L'Italie dote son Renseignement de nouveaux chefs
Le gouvernement italien a procédé lundi à une série de nominations au sein de ses services secrets, remplaçant notamment Nicolo Pollari, le chef du renseignement militaire, au centre d'une série d'affaires qui ont nui à la réputation de ces services.
L'amiral Bruno Branciforte a été nommé à la tête des services de renseignement militaires (SISMI).
"Nous avons choisi des gens au-dessus de la mêlée et du jeu politique, et qui possèdent une grande expérience du secteur et qui ont enregistré d'importants succès professionnels", a déclaré Romano Prodi.
Le président du Conseil, qui a pris ses fonctions en avril, a parlé d'un "remaniement naturel" pour expliquer ces nominations.
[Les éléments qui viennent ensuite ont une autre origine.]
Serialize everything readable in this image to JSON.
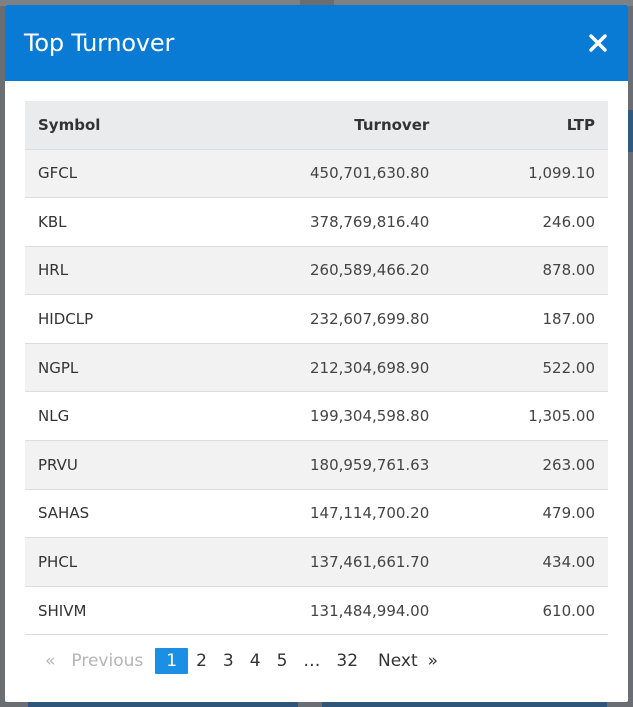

Mais elles s'inscrivent au moment où la rumeur d'une possible inculpation circule, et quelques jours avant la diffusion d'un rapport du parlement qui devrait être sévère à l'endroit du SISMI.
"Comment ne pas penser que des fuites (du rapport) ont ouvert la voie au remplacement du général Pollari?", a interrogé Alfredo Mantovano, membre de la commission du renseignement du parlement.
Pollari et le SISMI ont notamment été accusés d'avoir aidé la CIA à enlever en 2003 un suspect dans une affaire de terrorisme et d'avoir payé des journalistes pour écrire des articles contre des magistrats.
L'affaire Abou Omar
Selon le parquet, Hassan Moustafa Oussama Nasr, connu sous le nom d'Abou Omar, a été enlevé dans une rue de Milan, conduit sur une base américaine du nord de l'Italie et envoyé en Egypte, où il affirme avoir été torturé.
Des mandats d'arrêt ont été émis contre 26 Américains et le parquet soupçonne fortement Pollari d'être impliqué dans cet enlèvement.
Cette affaire renvoie à l'un des aspects les plus controversés de la "guerre contre le terrorisme" de George Bush, qui a sous-traité illégalement de nombreuses opérations de police et de renseignement à des pays européens. Un éventuel procès en Italie constituerait une première mondiale.
Pollari, qui a toujours clamé son innocence, a refusé de coopérer avec les juges en affirmant que des documents nécessaires à sa défense avaient été classés secret défense par le cabinet de Silvio Berlusconi. Prodi refuserait de les déclassifier.
Branciforte est un ancien attaché naval à Washington. Il a représenté l'Italie auprès du Commandement central de l'armée américaine (Centcom) et dirigé les services de renseignement de la marine italienne.
Le gouvernement de Prodi a par ailleurs nommé l'ancien chef de la police romaine, Franco Gabrielli, un expert des affaires terroristes, à la tête du SISDE, le renseignement civil.
Giuseppe Cucchi, sera placé à la tête d'un comité de coordination des actions de renseignement.